After the end of his stage career in 1991, he was professor for singing at the Mozarteum in Salzburg until 1998.

He died at the age of 77 in Munich as a result of an injury.

== Stage roles ==
He sang Figaro in Mozart's The Marriage of Figaro more than 400 times all over Europe, including in 1958 for the festive reopening of the Cuvilliés-Theater in Munich, was considered to be his signature role. As a guest he sang, at the Vienna State Opera, the Hamburg State Opera and the Deutsche Oper Berlin as well as with other opera companies. He also gave guest performances in other European countries, e.g. at the Paris Opera, the Gran Teatre del Liceu in Barcelona, where he received the Spanish Critics' Prize, in Brussels and Edinburgh.

He was successful in many great bass roles in Munich; among others he sang Sarastro in Mozart's The Magic Flute, Leporello and the Commendatore in Don Giovanni, Rocco in Beethoven's Fidelio, Philip II. in Verdi's Don Carlos, Hunding in Wagner's The Valkyrie, Escamillo in Bizet's Carmen, Ochs in Richard Strauss' Der Rosenkavalier and Count Waldner in Strauss' Arabella. In a 1958 recording he sang the Grand Inquisitor in Verdi's Don Carlos alongside Gottlob Frick.

Kohn also sang in contemporary operas, including the world premiere of Werner Egk's Die Verlobung von San Domingo nach Heinrich von Kleist.

== Concert repertoire ==
Kohn was also active as a concert singer. Among other things, he was a permanent guest at the concerts of the Münchener Bach-Chor under the direction of Karl Richter, who at his time was the leading Bach interpreter in the Federal Republic of Germany.

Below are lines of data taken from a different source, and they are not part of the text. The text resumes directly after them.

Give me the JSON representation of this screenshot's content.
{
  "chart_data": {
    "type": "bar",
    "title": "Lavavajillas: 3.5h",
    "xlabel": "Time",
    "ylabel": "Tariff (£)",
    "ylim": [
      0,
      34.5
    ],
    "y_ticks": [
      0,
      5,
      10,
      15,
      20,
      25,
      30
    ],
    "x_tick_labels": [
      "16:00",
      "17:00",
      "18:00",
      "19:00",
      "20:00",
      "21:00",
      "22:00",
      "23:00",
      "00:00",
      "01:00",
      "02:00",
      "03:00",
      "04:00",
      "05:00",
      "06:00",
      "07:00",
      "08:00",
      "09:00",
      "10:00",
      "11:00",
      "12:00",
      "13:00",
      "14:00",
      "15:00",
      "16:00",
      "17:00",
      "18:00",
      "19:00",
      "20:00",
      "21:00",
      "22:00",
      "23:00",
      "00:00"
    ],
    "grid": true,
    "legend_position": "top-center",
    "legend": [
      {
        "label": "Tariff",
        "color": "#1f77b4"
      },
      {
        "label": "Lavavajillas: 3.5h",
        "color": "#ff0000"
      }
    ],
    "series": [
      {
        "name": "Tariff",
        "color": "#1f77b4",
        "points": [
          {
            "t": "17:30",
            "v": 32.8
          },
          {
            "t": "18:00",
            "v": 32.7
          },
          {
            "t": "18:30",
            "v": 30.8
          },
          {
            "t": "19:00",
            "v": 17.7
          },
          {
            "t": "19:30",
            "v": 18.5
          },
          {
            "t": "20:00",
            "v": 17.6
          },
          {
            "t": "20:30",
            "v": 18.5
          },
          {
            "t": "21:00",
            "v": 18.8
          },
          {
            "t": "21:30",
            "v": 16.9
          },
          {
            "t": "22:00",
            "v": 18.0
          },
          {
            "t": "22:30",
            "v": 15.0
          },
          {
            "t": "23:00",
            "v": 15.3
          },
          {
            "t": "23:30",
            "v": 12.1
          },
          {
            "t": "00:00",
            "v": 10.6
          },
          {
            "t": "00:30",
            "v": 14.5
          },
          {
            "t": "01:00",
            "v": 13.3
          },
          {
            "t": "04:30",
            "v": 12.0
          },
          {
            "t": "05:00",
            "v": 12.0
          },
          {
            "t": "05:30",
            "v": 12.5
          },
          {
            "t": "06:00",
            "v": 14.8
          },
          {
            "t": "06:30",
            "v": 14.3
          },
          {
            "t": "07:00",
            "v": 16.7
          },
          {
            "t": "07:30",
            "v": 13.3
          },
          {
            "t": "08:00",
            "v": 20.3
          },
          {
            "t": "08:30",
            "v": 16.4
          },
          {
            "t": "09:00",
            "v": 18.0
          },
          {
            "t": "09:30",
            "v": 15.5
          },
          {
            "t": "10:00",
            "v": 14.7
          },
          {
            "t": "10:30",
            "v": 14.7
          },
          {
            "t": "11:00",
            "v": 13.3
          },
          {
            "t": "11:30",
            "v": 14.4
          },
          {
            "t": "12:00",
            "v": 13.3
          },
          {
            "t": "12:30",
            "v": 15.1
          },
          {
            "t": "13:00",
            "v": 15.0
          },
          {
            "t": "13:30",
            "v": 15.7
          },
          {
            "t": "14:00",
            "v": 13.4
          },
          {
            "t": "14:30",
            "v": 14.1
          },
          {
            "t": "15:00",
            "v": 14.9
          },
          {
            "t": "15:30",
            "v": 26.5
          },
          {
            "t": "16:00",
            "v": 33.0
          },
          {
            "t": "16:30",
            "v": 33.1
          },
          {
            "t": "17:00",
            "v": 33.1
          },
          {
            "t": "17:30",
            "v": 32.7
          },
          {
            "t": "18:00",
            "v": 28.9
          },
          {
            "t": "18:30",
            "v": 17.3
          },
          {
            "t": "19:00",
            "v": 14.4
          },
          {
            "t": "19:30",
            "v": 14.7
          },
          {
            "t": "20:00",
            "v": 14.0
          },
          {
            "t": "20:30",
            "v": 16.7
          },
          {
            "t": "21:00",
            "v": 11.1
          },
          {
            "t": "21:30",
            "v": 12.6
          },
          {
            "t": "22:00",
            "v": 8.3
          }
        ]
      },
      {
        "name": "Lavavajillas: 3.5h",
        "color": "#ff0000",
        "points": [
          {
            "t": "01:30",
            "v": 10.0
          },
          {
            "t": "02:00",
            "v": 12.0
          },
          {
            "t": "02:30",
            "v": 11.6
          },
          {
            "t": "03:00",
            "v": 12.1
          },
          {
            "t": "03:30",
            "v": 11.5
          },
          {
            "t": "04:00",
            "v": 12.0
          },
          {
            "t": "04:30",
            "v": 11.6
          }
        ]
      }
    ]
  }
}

Kohn was a regular guest at the then popular Munich Sunday concerts.

== Recordings ==
Source:

Some of Kohn's opera roles are documented on recordings, including Leporello in Mozart's Don Giovanni (DG), Kaspar in Weber's Der Freischütz (EMI), Tolomeo in Handel's Giulio Cesare (at Melodram), Ariodate in Handel's Serse (at Orfeo), Calendar in Gluck's La rencontre imprévue (at the Hamburg Archive), Kühleborn in Hoffmann's Undine, Wagner in Busoni's Doktor Faust (at DG), Herr Schwarz in Egk's Verlobung in San Domingo (at Orfeo), Gold trader in Hindemith's Cardillac (at DG), Doctor in the first studio recording of Berg's Wozzeck (conductor: Karl Böhm) (at DG), Priest in Carl Orff's Oedipus the Tyrant (at DG). Several of his concert parts have also been published on records, including recordings of Bach's oratorios as well as the bass parts in Haydn's Paukenmesse und Mozart's Requiem.
- CD-Edition KARL CHRISTIAN KOHN – 3 sets with 8 CDs. Hamburger Archiv für Gesangskunst
- Werner Egk: Die Verlobung in San Domingo, with Fritz Wunderlich, Margarethe Bence, Richard Holm, Karl-Christian Kohn; conductor: Werner Egk, Bayerisches Staatsorchester, Orfeo, live recording of the 1963 premiere.